Tag Archives: Zinc substituted

Improved cytocompatibility and antibacterial properties of zinc-substituted brushite bone cement based on β-tricalcium phosphate

Posted on by

By Inna V. Fadeeva, Margarita A. Goldberg, Ilya I. Preobrazhensky, Georgy V. Mamin, Galina A. Davidova, Nadezhda V. Agafonova, Marco Fosca, Fabrizio Russo, Sergey M. Barinov, Simona Cavalu & Julietta V. Rau

Full text at https://link-springer-com.am.e-nformation.ro/article/10.1007%2Fs10856-021-06575-x

Brushite cements based on powders of Zinc (Zn) (1.4 wt%) substituted tricalcium phosphate (β-TCP) and non-substituted β-TCP were prepared and investigated by SEM/XRD, MTT test and microbiology assay. Copyright J. Rau, Simona Cavalu et al.

Zinc (Zn) is an important biological trace element that plays a role in the normal growth and development of the skeleton. Its content in human bones (0.0126–0.0217 wt%) is about 28% of the total amount of Zn in the body (0.0030 wt% of Zn in tissues) [20]. The lack of Zn slows down the growth of the bone mass and has a negative influence on the bone metabolism [21]. On the other hand, Zn deficiency is a factor of risk for bone osteoporosis [22]. 

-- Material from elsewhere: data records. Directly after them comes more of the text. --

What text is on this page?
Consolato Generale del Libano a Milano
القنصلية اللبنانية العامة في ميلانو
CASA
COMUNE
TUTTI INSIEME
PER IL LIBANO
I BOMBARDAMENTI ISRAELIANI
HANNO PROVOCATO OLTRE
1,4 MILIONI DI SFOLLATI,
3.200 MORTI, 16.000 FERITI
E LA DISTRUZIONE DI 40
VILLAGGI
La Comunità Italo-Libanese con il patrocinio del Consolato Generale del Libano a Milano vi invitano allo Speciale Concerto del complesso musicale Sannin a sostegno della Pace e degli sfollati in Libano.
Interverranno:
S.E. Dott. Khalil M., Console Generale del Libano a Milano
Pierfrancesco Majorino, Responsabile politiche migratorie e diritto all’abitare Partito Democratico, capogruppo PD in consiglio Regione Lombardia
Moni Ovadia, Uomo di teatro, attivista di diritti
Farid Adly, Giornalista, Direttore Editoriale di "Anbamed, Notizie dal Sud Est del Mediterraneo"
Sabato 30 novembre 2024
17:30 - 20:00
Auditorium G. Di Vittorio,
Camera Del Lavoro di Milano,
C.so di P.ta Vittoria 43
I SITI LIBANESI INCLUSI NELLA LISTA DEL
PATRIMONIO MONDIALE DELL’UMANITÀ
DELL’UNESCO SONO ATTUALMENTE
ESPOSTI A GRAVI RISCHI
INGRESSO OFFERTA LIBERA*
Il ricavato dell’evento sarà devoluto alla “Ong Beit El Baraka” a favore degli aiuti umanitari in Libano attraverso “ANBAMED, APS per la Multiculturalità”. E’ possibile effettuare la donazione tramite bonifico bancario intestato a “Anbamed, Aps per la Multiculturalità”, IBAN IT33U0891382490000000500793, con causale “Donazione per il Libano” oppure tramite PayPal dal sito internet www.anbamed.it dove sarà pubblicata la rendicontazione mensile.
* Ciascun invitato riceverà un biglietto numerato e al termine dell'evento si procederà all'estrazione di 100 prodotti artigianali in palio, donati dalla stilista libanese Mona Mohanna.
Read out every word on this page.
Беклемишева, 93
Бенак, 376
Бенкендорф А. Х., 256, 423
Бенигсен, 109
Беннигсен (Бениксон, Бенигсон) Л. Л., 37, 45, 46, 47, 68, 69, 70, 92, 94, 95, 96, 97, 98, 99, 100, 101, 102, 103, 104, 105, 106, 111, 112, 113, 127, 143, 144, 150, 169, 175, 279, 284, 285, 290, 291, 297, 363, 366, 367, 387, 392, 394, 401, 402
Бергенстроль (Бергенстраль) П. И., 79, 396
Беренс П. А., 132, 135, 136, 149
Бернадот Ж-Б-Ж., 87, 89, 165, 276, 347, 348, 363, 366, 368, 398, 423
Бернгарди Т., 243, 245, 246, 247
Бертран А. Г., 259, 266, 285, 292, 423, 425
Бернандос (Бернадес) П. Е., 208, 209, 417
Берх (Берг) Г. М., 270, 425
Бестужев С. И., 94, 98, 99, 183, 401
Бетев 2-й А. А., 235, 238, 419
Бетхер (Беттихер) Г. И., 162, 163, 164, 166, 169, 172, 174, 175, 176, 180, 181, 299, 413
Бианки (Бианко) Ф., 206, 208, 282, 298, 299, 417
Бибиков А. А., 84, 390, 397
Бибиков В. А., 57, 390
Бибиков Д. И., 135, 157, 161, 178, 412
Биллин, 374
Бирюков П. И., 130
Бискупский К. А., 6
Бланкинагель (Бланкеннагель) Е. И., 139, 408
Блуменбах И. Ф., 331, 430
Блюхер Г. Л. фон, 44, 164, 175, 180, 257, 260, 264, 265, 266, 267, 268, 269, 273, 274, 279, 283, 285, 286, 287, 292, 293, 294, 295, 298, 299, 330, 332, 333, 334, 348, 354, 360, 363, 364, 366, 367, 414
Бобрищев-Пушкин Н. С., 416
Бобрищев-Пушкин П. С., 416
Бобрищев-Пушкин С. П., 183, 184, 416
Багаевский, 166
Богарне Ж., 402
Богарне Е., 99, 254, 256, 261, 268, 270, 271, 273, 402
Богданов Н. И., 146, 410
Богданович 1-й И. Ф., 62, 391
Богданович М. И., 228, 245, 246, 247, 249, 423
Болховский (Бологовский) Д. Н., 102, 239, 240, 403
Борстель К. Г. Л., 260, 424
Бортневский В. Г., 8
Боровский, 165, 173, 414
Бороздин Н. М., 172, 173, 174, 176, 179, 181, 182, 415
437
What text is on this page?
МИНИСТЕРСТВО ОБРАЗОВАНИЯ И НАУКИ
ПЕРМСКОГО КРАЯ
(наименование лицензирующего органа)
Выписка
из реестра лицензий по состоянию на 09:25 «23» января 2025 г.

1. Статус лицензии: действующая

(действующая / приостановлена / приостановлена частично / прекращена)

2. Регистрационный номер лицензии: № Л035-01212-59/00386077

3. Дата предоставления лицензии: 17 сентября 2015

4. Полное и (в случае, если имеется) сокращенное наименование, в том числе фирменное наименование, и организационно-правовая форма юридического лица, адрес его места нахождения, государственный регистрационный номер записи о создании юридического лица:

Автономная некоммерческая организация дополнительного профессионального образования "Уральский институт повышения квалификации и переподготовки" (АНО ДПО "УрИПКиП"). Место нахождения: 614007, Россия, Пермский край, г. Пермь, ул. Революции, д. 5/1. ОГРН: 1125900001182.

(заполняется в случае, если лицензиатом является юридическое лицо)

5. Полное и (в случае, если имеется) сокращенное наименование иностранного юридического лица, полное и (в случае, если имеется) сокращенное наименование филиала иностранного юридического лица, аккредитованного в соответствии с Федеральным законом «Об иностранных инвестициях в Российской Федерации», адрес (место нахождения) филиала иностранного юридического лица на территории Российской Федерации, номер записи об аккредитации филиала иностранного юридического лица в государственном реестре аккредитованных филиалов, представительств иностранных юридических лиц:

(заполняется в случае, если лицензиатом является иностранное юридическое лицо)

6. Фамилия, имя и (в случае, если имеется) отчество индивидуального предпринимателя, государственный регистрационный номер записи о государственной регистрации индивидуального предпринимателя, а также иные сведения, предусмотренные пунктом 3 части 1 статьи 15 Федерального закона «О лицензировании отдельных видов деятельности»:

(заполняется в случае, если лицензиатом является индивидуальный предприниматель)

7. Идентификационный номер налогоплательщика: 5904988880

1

XRD spectra of: TCP-based cement (A) before and (B) after soaking in physiological solution and Zn-substituted TCP cement (C) before and (D) after soaking in physiological solution. Copyright J. Rau, Simona Cavalu et al.
FTIR spectra of: A non-substituted and Zn-substituted TCP powders, B non-substituted and Zn-substituted TCP cements, and C non-substituted and Zn-substituted TCP cements after soaking in physiological solution. Copyright J. Rau, Simona Cavalu et al.
Comparison of EPR spectra for Zn-TCP powder sample annealed at 900 °C before and after X-ray irradiation. Copyright J. Rau, Simona Cavalu et al.
Bone Cements’ morphology, SEM images: AB cement based on β-TCP; CD cement based on Zn-β-TCP; EF cement based on β-TCP after soaking in physiological solution; GH cement based on Zn-β-TCP after soaking in physiological solution.
Copyright J. Rau, Simona Cavalu et al.
The inhibition of growth of: E. Coli for A Zn-TCP cement and B TCP cement; C E. faecium, and D P. aeruginosa for Zn-TCP cement (1) and TCP cement (2). The Zn-substituted TCP cement shows a stronger antibacterial activity, which is expressed in a larger bacterial zone of inhibition, with respect to the TCP cement. Copyright J. Rau, Simona Cavalu et al.

In this work, the cement based on the Zn-substituted β-TCP powder with a simplified preparation recipe and improved characteristics was developed. The setting time of cements was 8 min (the ratio of cement powder: hardening liquid = 3:1), which is optimal for preparation and application of the developed cements for bone defects during surgery. The Zn2+ content was selected to be 1.40 wt%. The pH of the cements reached 6.5 within 60 min after setting. After soaking in physiological solution for 60 days, the morphology and composition of cements changed. The final phases were DCPD and HA.The EPR measurements showed the presence of the trapped hydrogen and confirmed that annealing at 900 °C led to the significant reduction of carbonate impurities embedded into the β-TCP structure.The NCTC L929 fibroblast cell viability on the developed Zn-β-TCP cement was 10% higher compared to cement without Zn and possess antibacterial properties against E. coli, E. faecium, and P. aeruginosa.This finding confirms that the novel material could be a valid strategy for a range of biomedical application in humans. Therefore, it could offer promising potential for bone replacement and repair in moderate and non-load-bearing defects that are prone to infection in orthopedic and trauma setting.